I liked solitude. I had few friends. A few classmates, some neighbours and acquaintances. Drumming and books filled my time. Little by little, I fell out of synch with the outside world.
I was approaching my seventeenth year. My school results were disastrous. My teachers complained about my introversion and distant manner, which they took as a sign of arrogance and an anti-social nature.
I was biding my time: only recently, the school-leaving age had been raised from fourteen to sixteen. As soon as I turned sixteen, I announced to my parents that I was giving up on education, as permitted by law. I expected tears from my mother, and a thorough beating from my father.
All I got were my mother’s tears. My father raised his hand to me and I stared him in the eye, ready to take the beating I deserved, without flinching. He thought better of it. My stature and silence had already impressed more than a few. For the first
time, I was saved from my father’s violent temper by my own physical authority.
My mother scurried into the kitchen. My father gave me three months to find a job, or he would throw me out on the street without a second thought. Once I had found a job, he would take a portion of my earnings for food and board. He had already decided on the amount: half of my future salary.
Later, I understood that this was a desperate attempt to get me to change my mind. I accepted his conditions and set about finding a job.
With no qualifications and no skills, I had no hope of any decent work. What would I do if I found nothing? How would I survive if my father threw me out?
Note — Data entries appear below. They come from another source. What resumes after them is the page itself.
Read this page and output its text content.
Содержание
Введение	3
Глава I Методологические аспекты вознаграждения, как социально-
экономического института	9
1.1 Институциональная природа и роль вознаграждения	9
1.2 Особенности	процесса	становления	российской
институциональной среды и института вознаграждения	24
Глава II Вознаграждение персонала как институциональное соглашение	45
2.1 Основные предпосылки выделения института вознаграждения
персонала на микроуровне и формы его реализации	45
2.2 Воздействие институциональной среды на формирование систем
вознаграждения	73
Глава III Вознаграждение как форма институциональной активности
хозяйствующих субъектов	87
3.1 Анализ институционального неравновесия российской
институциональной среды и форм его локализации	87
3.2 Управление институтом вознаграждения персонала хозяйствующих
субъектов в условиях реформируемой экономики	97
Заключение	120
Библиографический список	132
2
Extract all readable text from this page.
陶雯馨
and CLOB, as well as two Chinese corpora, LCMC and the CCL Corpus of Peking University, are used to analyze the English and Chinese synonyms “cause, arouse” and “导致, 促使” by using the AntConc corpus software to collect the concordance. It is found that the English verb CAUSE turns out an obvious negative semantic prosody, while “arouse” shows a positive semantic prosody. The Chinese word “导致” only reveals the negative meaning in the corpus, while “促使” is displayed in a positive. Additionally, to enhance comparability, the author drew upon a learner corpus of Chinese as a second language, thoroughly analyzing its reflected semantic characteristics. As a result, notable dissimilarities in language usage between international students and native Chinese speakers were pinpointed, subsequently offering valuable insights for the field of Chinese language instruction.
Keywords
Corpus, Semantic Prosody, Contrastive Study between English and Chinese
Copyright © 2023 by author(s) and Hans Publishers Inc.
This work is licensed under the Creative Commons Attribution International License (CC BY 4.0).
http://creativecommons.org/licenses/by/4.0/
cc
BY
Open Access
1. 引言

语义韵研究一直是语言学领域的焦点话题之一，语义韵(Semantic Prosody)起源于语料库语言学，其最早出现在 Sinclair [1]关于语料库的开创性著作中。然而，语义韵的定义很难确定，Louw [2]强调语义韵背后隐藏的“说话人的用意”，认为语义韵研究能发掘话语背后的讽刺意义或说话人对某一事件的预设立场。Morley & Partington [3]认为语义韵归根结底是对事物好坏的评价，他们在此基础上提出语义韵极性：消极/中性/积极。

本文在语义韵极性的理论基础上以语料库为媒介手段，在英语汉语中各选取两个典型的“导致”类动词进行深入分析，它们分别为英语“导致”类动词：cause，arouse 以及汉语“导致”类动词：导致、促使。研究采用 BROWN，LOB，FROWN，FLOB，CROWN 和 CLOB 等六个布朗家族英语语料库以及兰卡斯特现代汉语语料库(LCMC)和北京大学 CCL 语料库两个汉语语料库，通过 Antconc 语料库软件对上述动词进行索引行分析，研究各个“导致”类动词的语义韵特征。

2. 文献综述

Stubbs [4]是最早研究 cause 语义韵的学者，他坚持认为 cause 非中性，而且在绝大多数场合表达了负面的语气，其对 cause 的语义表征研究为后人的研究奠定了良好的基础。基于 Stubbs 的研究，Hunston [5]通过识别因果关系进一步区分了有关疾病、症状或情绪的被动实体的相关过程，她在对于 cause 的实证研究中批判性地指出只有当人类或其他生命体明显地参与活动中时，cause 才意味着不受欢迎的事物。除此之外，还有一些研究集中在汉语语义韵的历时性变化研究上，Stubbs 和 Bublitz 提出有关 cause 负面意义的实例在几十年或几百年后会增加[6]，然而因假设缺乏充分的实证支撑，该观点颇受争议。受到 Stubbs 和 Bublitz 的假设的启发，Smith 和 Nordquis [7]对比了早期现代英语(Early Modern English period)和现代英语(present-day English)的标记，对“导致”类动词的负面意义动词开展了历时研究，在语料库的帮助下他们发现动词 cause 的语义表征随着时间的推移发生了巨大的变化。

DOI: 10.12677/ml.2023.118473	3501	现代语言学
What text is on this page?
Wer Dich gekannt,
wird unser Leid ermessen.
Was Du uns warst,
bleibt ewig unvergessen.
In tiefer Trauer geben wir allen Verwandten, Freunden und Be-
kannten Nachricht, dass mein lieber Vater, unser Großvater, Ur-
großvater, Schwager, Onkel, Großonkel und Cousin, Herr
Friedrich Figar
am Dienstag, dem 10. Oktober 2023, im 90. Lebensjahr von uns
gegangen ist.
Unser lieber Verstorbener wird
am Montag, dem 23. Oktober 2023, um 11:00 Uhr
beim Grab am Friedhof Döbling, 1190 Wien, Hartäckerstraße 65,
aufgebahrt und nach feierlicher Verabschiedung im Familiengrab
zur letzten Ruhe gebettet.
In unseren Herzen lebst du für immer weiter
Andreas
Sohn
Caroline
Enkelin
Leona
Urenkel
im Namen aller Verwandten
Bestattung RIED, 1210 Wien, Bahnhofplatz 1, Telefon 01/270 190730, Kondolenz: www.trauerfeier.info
I worried that I would be unable to keep my drum kit. More than anything, I hoped he wouldn’t stop me from seeing my mother.
I read hundreds of advertisements in Le Soir and La Libre Belgique. I wrote a host of letters and went for interviews in every corner of the capital. I faced insults and suspicion.
Two weeks before the appointed deadline, when I had given up hope, I secured a contract as a warehouse assistant with a Peugeot car dealer, not far from our old apartment.
The central parts shop covered almost a thousand square metres, in a basement beneath the garage and showroom, where the 403 and the more recent 404 paraded for the public.
To get to work, I drew on my savings and bought myself a second-hand, 2-stroke Puch scooter. It was a sluggish machine, but it gave me a feeling of freedom nonetheless.
I joined a team of twenty stock-boys, all older than me. Some were in charge of customer sales over the counter. These were the plum jobs. They left their chairs only when a mechanic or coachbuilder showed up, to search the catalogue for the reference numbers of the parts required, and fetch them from the shelves.
Two employees manned the workshop counter. The mechanics would come down at regular intervals and line up the parts on the counter-top, their hands filthy with oil. They would take advantage of the break to smoke a cigarette and exchange a few pleasantries.